Conducting litigation in partnerships to deprive shareholders of the right to represent a company and conduct the affairs of a company.
Conducting litigation to exclude shareholders of limited liability companies, dissolve limited liability companies and lock-up equity stakes.
Conducting litigation pertaining to public companies: entering into an unnotified agreement and the forfeiture of voting rights related to delisting and determining the fair value of shares and related to shareholder dividend payments.
Defending a corporate group against a hostile takeover by a shareholder holding a 50% equity stake in companies that ended in our client acquiring this corporate group.
Effectively defending a public company against corporate blackmail and hostile takeover perpetrated by one of the shareholders based on regulations pertaining to the forfeiture of voting rights in public companies.
Effectively defending a public company in a conflict with a majority shareholder that ended with a settlement as a result of which the majority shareholder divested its equity stake.
Effectively defending a public company related to a “corporate raid” perpetrated by some of the company’s shareholders and simultaneously holding two “shareholder meetings” in parallel.

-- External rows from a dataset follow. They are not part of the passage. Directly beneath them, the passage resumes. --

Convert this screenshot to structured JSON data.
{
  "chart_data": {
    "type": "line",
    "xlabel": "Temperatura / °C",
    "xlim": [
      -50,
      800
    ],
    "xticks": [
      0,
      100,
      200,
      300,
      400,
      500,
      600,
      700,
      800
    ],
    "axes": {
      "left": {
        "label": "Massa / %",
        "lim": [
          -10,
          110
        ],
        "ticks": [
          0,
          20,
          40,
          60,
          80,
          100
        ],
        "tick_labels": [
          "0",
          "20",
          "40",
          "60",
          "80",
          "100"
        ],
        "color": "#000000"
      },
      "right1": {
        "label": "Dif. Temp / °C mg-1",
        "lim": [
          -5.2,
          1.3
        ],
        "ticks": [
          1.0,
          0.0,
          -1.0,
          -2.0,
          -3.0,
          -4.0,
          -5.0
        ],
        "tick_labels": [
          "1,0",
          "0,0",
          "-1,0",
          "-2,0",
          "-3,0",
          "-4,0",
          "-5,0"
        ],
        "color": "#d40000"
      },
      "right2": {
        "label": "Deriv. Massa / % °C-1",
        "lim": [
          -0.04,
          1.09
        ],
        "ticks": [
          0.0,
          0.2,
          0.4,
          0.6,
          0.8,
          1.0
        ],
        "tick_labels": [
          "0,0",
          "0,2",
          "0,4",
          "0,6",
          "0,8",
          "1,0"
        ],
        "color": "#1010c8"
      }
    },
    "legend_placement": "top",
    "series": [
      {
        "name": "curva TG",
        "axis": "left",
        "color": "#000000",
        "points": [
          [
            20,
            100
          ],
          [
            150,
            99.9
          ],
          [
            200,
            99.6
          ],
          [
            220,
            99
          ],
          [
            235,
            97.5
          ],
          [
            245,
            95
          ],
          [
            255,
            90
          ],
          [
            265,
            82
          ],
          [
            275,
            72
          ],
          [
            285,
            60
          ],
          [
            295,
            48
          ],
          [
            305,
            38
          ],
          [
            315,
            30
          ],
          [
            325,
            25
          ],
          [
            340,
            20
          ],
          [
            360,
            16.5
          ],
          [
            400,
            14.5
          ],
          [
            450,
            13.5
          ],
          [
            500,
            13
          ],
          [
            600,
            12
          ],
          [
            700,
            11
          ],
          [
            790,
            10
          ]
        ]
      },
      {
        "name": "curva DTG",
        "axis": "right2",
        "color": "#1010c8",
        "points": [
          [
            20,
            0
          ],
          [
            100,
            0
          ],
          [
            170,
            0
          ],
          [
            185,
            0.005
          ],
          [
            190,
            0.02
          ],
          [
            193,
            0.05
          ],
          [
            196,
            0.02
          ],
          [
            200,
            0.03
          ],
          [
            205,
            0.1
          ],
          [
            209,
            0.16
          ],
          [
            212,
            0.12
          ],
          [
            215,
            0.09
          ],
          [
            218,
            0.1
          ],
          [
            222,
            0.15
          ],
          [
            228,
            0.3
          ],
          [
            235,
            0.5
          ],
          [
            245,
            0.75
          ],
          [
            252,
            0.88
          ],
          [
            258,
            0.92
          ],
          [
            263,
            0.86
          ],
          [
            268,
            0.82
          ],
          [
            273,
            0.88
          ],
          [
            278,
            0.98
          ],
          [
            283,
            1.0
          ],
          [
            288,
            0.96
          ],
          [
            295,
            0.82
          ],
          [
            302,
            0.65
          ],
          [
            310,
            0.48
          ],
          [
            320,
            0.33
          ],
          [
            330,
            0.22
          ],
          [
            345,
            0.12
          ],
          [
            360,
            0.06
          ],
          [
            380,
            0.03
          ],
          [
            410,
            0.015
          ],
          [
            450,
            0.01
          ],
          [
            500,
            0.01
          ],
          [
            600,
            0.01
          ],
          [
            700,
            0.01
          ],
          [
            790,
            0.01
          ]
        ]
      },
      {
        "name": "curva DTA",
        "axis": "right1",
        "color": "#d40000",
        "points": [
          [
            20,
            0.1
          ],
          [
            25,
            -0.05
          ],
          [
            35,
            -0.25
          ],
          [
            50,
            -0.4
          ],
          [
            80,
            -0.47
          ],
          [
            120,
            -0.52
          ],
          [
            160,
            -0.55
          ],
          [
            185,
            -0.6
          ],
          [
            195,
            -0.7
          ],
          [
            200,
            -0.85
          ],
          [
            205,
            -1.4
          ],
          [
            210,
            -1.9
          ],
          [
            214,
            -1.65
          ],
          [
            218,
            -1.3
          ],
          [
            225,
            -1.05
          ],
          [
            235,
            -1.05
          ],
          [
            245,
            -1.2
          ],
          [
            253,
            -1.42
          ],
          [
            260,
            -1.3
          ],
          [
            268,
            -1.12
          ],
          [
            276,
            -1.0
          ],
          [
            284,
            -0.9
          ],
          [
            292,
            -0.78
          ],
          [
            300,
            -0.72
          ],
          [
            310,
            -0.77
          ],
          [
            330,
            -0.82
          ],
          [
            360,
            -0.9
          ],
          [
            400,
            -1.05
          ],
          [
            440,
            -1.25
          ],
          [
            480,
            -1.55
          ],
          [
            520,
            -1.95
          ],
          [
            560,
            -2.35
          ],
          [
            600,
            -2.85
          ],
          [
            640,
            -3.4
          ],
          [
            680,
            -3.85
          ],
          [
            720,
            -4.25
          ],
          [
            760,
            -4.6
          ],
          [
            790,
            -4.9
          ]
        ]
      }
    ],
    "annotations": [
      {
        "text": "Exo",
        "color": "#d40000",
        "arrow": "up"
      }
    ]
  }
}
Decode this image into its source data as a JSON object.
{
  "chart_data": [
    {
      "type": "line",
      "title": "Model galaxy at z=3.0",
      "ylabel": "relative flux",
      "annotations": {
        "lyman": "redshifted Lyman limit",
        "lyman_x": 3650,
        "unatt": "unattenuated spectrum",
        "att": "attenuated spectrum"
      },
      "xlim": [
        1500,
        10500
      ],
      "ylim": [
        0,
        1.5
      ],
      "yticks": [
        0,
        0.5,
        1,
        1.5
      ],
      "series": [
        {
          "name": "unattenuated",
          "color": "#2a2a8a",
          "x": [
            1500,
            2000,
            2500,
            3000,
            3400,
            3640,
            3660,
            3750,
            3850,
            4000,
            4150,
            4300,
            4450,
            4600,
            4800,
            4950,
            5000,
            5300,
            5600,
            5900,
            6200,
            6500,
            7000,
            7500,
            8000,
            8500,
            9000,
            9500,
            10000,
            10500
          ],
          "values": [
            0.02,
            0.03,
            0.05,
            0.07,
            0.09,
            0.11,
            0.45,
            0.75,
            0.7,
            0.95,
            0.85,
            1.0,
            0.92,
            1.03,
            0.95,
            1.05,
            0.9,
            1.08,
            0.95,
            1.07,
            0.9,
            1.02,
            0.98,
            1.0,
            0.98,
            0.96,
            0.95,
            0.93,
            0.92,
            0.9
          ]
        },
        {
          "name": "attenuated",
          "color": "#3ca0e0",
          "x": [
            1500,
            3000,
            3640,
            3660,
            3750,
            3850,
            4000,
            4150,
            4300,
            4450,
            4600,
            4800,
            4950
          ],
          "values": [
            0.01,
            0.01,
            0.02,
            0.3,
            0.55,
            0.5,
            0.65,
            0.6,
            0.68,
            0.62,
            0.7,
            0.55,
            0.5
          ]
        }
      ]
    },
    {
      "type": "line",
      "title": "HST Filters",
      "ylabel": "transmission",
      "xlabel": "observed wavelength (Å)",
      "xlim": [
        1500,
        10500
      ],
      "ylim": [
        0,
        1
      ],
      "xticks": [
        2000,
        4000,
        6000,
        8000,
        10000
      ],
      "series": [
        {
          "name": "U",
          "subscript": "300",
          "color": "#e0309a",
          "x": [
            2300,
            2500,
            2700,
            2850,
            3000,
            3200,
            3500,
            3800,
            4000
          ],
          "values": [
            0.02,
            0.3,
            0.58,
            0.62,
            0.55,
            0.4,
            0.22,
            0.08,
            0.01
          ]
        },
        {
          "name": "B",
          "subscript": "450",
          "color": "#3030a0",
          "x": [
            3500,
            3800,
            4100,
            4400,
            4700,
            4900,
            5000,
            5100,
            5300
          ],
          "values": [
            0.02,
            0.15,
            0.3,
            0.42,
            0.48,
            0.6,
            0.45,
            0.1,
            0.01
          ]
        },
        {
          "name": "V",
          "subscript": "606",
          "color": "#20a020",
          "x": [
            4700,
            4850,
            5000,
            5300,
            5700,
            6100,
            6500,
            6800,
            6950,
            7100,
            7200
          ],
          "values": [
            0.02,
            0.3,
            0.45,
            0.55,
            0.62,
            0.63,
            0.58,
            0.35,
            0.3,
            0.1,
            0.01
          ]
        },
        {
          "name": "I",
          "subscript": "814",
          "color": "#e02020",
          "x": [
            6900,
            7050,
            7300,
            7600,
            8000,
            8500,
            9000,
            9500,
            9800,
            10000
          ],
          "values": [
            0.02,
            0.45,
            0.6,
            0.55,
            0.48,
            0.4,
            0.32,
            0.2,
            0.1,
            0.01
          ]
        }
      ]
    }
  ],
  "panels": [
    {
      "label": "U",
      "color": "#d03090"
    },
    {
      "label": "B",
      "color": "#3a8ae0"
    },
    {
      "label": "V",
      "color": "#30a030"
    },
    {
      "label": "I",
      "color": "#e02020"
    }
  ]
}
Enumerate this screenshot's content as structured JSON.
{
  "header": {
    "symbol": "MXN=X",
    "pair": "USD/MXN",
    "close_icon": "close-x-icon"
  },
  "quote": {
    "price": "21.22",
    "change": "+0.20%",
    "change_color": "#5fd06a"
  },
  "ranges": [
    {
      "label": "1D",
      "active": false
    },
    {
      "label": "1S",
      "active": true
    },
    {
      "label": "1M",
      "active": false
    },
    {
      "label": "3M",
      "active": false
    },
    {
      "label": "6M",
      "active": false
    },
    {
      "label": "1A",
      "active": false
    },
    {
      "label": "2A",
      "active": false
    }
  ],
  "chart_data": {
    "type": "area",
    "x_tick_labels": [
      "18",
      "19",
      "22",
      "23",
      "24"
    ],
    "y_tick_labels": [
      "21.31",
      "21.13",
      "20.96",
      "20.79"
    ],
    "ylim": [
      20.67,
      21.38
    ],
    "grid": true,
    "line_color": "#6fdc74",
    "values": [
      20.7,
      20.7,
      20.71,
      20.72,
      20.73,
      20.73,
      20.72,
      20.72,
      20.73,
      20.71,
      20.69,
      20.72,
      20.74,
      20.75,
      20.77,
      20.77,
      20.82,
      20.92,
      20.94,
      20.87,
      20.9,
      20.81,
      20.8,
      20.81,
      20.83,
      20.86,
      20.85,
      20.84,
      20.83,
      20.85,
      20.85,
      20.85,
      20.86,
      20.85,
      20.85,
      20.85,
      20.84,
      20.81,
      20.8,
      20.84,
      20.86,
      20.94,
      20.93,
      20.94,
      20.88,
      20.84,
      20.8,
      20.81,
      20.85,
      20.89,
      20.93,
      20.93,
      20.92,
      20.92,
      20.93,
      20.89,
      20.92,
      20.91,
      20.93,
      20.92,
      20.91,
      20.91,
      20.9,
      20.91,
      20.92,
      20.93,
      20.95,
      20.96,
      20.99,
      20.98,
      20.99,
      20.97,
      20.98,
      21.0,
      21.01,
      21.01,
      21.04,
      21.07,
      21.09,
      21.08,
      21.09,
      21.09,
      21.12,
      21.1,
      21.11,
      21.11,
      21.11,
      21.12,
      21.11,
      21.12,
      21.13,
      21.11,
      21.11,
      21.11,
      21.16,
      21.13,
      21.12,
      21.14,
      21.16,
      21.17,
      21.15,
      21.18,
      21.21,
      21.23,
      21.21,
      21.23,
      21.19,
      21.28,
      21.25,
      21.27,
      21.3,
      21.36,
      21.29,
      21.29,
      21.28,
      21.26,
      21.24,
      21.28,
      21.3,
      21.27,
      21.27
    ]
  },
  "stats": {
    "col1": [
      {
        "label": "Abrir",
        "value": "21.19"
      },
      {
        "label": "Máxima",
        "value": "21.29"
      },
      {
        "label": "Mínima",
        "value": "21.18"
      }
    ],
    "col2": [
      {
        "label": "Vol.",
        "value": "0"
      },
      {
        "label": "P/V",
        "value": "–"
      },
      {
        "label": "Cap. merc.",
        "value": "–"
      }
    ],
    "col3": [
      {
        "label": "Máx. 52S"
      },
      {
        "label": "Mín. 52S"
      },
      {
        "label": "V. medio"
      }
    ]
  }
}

Successfully defending public companies against the appointment of an auditor for special affairs by a shareholder striving to take over a company on a hostile basis and a shareholder that was simultaneously a competitor of the public company.
Legal advisory services to a majority shareholder in the process of reversing the conversion from paper shares into electronic shares in a food industry company, including defense against corporate blackmail perpetrated by one of the shareholders blocking the aforementioned process.
Legal advisory services to defend a public company that led to a successful outcome for our client in the form of registering the business combination where the other party attempted to block these efforts.
Defending a public company producing refractory materials listed on the regulated market run by the Warsaw Stock Exchange against corporate blackmail involving the suspension of raising the share capital, legal advisory services in preparing and running shareholder meetings, raising the share capital under authorized capital combined with an issue of warrants, with the purpose of this issue being to facilitate the consolidation of companies in the sector.
Defending an employee joint stock company in the construction sector against a hostile takeover orchestrated by a competing public company listed on the regulated market run by the Warsaw Stock Exchange.
Defending a public company listed on the regulated market run by the Warsaw Stock Exchange operating in the IT, media and business travel sector and its subsidiaries against a hostile takeover attempt by a public company listed on the NewConnect market that was active in making investments in the marketing industry.
Legal advisory services for the shareholders of companies belonging to a corporate group doing business in real estate services whose total value exceeded half a billion Polish zloty to defend them against a hostile takeover by one of the shareholders.
Representing a company that was one of the largest regional producers of beer in Poland in cases involving attempts at depriving our law firm’s client, a shareholder of a company that is the largest domestic producer of potato starch and related products, of subscription rights and reducing its equity stake as well as attempts at depriving our law firm’s client of the ability to choose supervisory board members through group voting.
Preparing and implementing long-term strategies to defend employee joint stock companies, a producer of rubber goods and a herbal business, against a hostile takeover by a competing joint stock company, advisory services to prepare and conduct shareholder meetings, ratify programs to buyback treasury stock and amend the company’s articles of association where these amendments aimed to strengthen the employee shareholders in the company and ensure that it retains its employee nature.
Representing the shareholders of limited liability companies in successful procedures to exclude shareholders from limited liability companies through first obtaining injunctions for their statements of claim.
Effectively defending shareholders in partnerships in procedures to deprive them of the right to represent these partnerships.